We tackle this problem with variational inference and normalizing flow. A normalizing flow (NF) is a nonlinear transformation \(F:\mathbb{R}^{d}\times \boldsymbol{\Lambda} \to \mathbb{R}^{d}\) designed to map an easy-to-sample base distribution \(q_{0}(\boldsymbol{z}_{0})\) into a close approximation \(q_{K}(\boldsymbol{z}_{K})\) of a desired target posterior density \(p(\boldsymbol{z}|\boldsymbol{x})\). This transformation can be determined by composing \(K\) bijections

\[\boldsymbol{z}_{K} = F(\boldsymbol{z}_{0}) = F_{K} \circ F_{K-1} \circ \cdots \circ F_{k} \circ \cdots \circ F_{1}(\boldsymbol{z}_{0}),\]

and evaluating the transformed density through the change of variable formula (see [V+09]).
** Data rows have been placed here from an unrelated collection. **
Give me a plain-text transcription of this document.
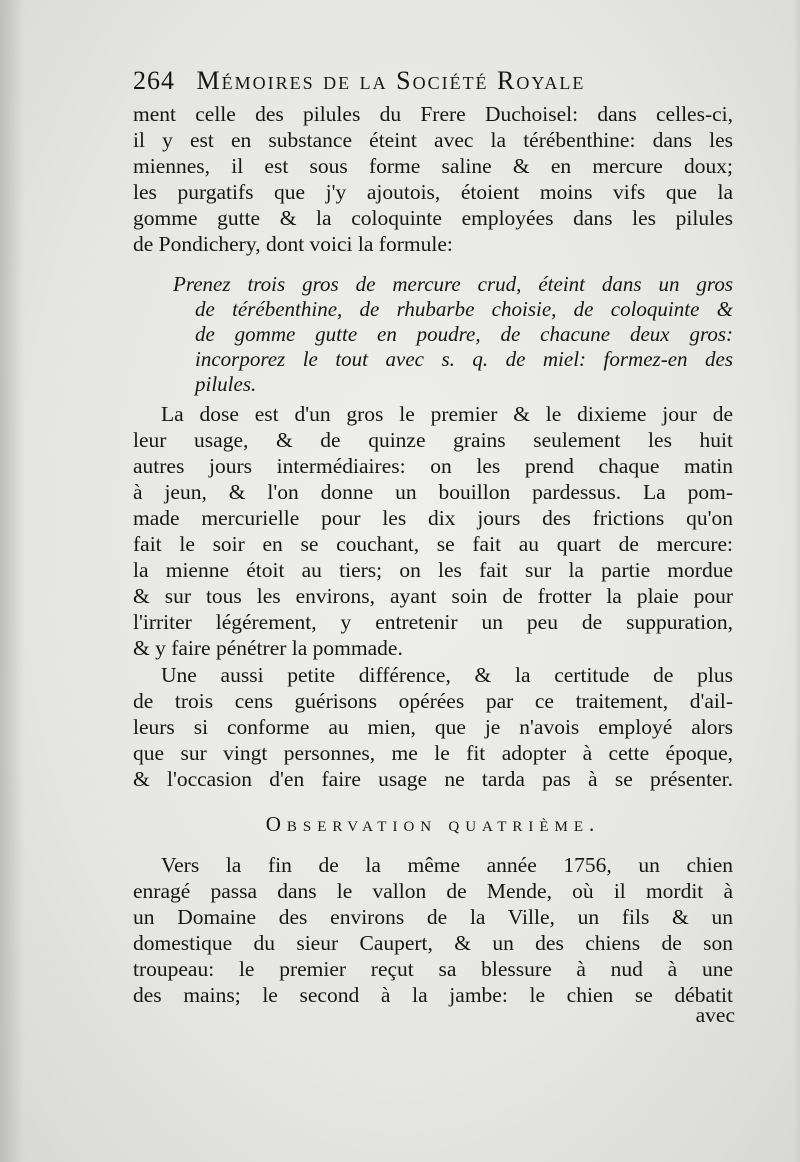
264 Mémoires de la Société Royale
ment celle des pilules du Frere Duchoisel: dans celles-ci,
il y est en substance éteint avec la térébenthine: dans les
miennes, il est sous forme saline & en mercure doux;
les purgatifs que j'y ajoutois, étoient moins vifs que la
gomme gutte & la coloquinte employées dans les pilules
de Pondichery, dont voici la formule:
Prenez trois gros de mercure crud, éteint dans un gros
de térébenthine, de rhubarbe choisie, de coloquinte &
de gomme gutte en poudre, de chacune deux gros:
incorporez le tout avec s. q. de miel: formez-en des
pilules.
La dose est d'un gros le premier & le dixieme jour de
leur usage, & de quinze grains seulement les huit
autres jours intermédiaires: on les prend chaque matin
à jeun, & l'on donne un bouillon pardessus. La pom-
made mercurielle pour les dix jours des frictions qu'on
fait le soir en se couchant, se fait au quart de mercure:
la mienne étoit au tiers; on les fait sur la partie mordue
& sur tous les environs, ayant soin de frotter la plaie pour
l'irriter légérement, y entretenir un peu de suppuration,
& y faire pénétrer la pommade.
Une aussi petite différence, & la certitude de plus
de trois cens guérisons opérées par ce traitement, d'ail-
leurs si conforme au mien, que je n'avois employé alors
que sur vingt personnes, me le fit adopter à cette époque,
& l'occasion d'en faire usage ne tarda pas à se présenter.
Observation quatrième.
Vers la fin de la même année 1756, un chien
enragé passa dans le vallon de Mende, où il mordit à
un Domaine des environs de la Ville, un fils & un
domestique du sieur Caupert, & un des chiens de son
troupeau: le premier reçut sa blessure à nud à une
des mains; le second à la jambe: le chien se débatit
avec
In the context of variational inference, we seek to determine an optimal set of parameters \(\boldsymbol{\lambda}\in\boldsymbol{\Lambda}\) so that \(q_{K}(\boldsymbol{z}_{K})\approx p(\boldsymbol{z}|\boldsymbol{x})\). Given observations \(\boldsymbol{x}\in\mathcal{\boldsymbol{X}}\), a likelihood function \(l_{\boldsymbol{z}}(\boldsymbol{x})\) (informed by the distribution of the error \(\boldsymbol{\varepsilon}\)) and prior \(p(\boldsymbol{z})\), a NF-based approximation \(q_K(\boldsymbol{z})\) of the posterior distribution \(p(\boldsymbol{z}|\boldsymbol{x})\) can be computed by maximizing the lower bound to the log marginal likelihood \(\log p(\boldsymbol{x})\) (the so-called evidence lower bound or ELBO), or, equivalently, by minimizing a free energy bound (see, e.g., [RM15]).

(1)\[\begin{split}\begin{split} \mathcal{F}(\boldsymbol x)& = \mathbb{E}_{q_K(\boldsymbol z_K)}\left[\log q_K(\boldsymbol z_K) - \log p(\boldsymbol x, \boldsymbol z_K)\right]\\ & = \mathbb{E}_{q_0(\boldsymbol z_0)}[\log q_0(\boldsymbol z_0)] - \mathbb{E}_{q_0(\boldsymbol z_0)}[\log p(\boldsymbol x, \boldsymbol z_K)] - \mathbb{E}_{q_0(\boldsymbol z_0)}\left[\sum_{k=1}^K \log \left|\det \frac{\partial \boldsymbol z_k}{\partial \boldsymbol z_{k-1}}\right|\right]. \end{split}\end{split}\]

For computational convenience, normalizing flows transformations are selected to be easily invertible and their Jacobian determinant can be computed with a cost that grows linearly with the problem dimensionality. Approaches in the literature include RealNVP [DSDB16], GLOW [KD18] and autoregressive transformations such as MAF [PPM18] and IAF [KSJ+16].